The put-back attempt rolled off the rim and was followed by a missed put-back attempt by Morant before finally settling into Royce O'Neale's hands. It seemed like it was Utah's possession with a 2-point lead, right? Nope. The rebound didn't officially happen.

The refs called Jackson for basket interference, which obviously would have benefited Utah, but on review deemed that the ball didn't have a chance to score and was coming off the cylinder. That meant the Jazz went from having secured a rebound to a jump ball at center court.

"I don't want to put the game on that, but it didn't help," Gobert said before admitting that: "I could have won the jump ball.

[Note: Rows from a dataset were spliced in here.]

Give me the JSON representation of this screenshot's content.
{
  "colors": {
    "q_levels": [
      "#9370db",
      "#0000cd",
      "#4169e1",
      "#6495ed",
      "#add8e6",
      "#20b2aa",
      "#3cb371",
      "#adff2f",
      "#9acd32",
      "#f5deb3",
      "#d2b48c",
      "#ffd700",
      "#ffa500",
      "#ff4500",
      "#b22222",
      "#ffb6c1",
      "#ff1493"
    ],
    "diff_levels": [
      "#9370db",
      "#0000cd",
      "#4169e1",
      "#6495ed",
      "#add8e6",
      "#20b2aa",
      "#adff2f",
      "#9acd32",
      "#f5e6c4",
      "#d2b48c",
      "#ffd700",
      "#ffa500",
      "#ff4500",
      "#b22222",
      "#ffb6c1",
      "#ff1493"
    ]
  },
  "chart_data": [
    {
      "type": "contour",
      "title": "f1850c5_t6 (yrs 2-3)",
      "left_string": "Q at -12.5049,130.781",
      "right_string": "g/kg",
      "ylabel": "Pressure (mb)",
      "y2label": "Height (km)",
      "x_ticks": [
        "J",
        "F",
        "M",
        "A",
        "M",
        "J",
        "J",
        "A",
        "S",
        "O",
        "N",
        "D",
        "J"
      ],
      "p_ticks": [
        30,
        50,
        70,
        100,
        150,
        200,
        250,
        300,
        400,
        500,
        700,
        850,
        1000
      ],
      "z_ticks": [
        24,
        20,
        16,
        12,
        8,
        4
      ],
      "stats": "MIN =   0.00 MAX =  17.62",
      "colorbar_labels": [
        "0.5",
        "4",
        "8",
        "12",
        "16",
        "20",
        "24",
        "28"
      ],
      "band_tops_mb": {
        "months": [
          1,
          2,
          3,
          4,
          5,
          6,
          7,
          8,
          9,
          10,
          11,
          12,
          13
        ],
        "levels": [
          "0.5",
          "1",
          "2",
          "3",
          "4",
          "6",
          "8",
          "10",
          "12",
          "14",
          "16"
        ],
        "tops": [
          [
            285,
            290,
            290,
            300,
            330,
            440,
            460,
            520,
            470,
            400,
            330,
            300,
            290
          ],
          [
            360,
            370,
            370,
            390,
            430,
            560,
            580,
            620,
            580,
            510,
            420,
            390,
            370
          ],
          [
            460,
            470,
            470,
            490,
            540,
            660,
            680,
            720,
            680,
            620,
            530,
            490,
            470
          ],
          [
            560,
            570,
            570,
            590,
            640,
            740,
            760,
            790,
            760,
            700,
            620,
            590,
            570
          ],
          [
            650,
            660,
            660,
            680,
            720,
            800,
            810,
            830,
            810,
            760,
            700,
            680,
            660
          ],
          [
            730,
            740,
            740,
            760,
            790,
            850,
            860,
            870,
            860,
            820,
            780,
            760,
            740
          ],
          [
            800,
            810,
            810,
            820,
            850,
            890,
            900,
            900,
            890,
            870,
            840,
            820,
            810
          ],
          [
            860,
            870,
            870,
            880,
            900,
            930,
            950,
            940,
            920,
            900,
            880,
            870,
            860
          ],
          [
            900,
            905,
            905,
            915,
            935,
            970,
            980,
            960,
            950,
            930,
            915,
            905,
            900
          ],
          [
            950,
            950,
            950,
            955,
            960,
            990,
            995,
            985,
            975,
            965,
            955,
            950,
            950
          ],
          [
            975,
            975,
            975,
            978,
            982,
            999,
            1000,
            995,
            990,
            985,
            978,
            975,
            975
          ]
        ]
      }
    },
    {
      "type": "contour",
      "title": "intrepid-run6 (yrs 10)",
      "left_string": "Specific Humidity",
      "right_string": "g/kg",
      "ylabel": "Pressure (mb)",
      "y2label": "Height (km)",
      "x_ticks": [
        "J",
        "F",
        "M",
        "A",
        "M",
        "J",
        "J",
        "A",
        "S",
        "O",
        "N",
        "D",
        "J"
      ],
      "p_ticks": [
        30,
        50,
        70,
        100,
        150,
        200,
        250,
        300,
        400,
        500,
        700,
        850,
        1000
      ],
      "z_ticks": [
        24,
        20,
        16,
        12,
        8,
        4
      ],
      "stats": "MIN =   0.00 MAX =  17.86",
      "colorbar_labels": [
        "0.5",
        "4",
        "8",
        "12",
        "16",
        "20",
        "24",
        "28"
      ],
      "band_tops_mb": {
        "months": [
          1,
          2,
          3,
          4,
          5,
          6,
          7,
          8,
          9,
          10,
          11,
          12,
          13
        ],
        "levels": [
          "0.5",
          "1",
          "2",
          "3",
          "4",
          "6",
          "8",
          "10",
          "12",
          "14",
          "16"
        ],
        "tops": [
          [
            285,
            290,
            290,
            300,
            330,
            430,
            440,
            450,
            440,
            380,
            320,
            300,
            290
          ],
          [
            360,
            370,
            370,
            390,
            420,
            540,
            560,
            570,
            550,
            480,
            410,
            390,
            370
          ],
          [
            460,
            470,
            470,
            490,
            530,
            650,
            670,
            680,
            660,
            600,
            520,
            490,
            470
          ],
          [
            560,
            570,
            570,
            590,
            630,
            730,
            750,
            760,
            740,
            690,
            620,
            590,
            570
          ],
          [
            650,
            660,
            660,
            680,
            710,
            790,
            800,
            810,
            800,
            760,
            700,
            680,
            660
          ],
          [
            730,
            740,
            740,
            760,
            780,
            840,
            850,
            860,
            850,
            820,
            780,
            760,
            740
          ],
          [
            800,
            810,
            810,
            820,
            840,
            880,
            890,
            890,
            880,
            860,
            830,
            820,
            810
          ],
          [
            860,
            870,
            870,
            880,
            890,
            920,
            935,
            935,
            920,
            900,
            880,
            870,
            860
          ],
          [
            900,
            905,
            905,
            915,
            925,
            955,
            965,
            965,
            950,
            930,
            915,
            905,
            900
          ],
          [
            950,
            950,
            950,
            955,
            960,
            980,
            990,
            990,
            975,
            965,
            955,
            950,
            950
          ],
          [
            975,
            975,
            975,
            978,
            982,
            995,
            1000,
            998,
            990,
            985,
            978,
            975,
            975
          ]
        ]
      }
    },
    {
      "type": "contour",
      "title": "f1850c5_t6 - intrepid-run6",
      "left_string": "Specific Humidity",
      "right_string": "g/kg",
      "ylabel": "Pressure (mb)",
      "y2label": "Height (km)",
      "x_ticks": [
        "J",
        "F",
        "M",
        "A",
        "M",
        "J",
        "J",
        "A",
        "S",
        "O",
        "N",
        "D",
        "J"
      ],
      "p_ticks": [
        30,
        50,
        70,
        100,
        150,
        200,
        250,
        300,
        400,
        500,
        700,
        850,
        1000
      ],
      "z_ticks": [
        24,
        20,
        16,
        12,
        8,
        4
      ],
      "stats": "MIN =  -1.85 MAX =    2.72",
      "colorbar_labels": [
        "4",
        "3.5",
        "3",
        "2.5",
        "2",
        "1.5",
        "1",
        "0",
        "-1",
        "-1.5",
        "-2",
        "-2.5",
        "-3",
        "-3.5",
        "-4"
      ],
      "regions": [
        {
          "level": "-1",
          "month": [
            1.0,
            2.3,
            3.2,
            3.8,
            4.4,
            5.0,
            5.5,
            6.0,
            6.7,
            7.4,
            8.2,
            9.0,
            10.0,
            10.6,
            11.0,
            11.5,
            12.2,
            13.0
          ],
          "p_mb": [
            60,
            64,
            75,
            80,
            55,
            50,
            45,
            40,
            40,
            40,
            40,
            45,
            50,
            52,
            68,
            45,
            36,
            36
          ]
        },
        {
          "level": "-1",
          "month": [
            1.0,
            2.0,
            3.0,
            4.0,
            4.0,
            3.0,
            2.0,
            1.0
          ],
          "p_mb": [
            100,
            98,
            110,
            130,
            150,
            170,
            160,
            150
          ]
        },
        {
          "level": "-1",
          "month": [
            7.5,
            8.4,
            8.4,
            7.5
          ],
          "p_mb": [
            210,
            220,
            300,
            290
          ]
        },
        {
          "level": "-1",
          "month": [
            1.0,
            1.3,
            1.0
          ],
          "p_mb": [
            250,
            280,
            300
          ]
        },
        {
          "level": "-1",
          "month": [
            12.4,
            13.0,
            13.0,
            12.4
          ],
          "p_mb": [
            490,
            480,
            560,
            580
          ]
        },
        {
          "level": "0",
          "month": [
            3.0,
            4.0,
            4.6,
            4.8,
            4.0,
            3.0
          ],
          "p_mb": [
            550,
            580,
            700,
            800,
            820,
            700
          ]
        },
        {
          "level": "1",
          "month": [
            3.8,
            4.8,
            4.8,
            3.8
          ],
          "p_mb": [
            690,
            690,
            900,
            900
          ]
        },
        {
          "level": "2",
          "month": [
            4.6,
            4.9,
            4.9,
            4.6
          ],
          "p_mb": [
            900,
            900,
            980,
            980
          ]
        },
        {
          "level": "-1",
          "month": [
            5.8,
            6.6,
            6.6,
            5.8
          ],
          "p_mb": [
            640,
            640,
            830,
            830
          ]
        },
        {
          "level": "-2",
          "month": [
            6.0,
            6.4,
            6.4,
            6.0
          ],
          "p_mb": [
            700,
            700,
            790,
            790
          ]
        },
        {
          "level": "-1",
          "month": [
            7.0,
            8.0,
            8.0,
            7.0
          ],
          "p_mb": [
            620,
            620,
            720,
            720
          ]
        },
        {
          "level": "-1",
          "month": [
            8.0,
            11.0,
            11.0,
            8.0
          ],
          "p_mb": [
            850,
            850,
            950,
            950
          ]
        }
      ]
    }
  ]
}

That would have won the game, too."

It was bad luck — simple as that.

The refs appeared to do everything right in the situation — it looked like basket interference live, so they blew the whistle. They went to the monitors, decided it wasn't, and by rule that meant a jump ball.

"There are certain things that we can control," Snyder said. "Those are the things that as much as anything we focus on."

The offensive interference contributed to the loss, no doubt, but it was far from the only thing. The loss to the Grizzlies followed the same script for many of Utah's other defeats this season: The Jazz were awful in transition defense, they allowed 16 offensive rebounds and had questionable decision making late.

"It's not just one player and we can take him out and we can blame him, it's our whole group that is not doing the great job on transition defense and defensive glass," Bogdanovic said.

New game, same old problems.

"We are up 6 with a minute left, and we have three possessions where we don't execute on offense, and three possessions in a row we give up offensive rebounds," Gobert said. "Just too many mistakes for a team that has the kind of experience that's not acceptable."

The officials may have blown an unnecessary whistle at the end, but the Jazz's best players had their own killer mistakes, too.

In the final minute, Gobert fouled Morant, lost a jump ball and then lost track of Jackson on his game-winning shot. Gobert was deep into the paint to stop Morant from getting to the basket, which left Jackson wide open.

Mitchell also had an awful turnover with 17 seconds left where he dribbled the ball off his foot as he tried to beat Jackson in isolation. The play summed up Utah's final few possessions: lots of dribbling and then forcing up bad shots. Mitchell's final fadeaway jumper that would have won the game is included in that.

"They made plays; we didn't," Mike Conley said. "That's what it comes down to in a game like this."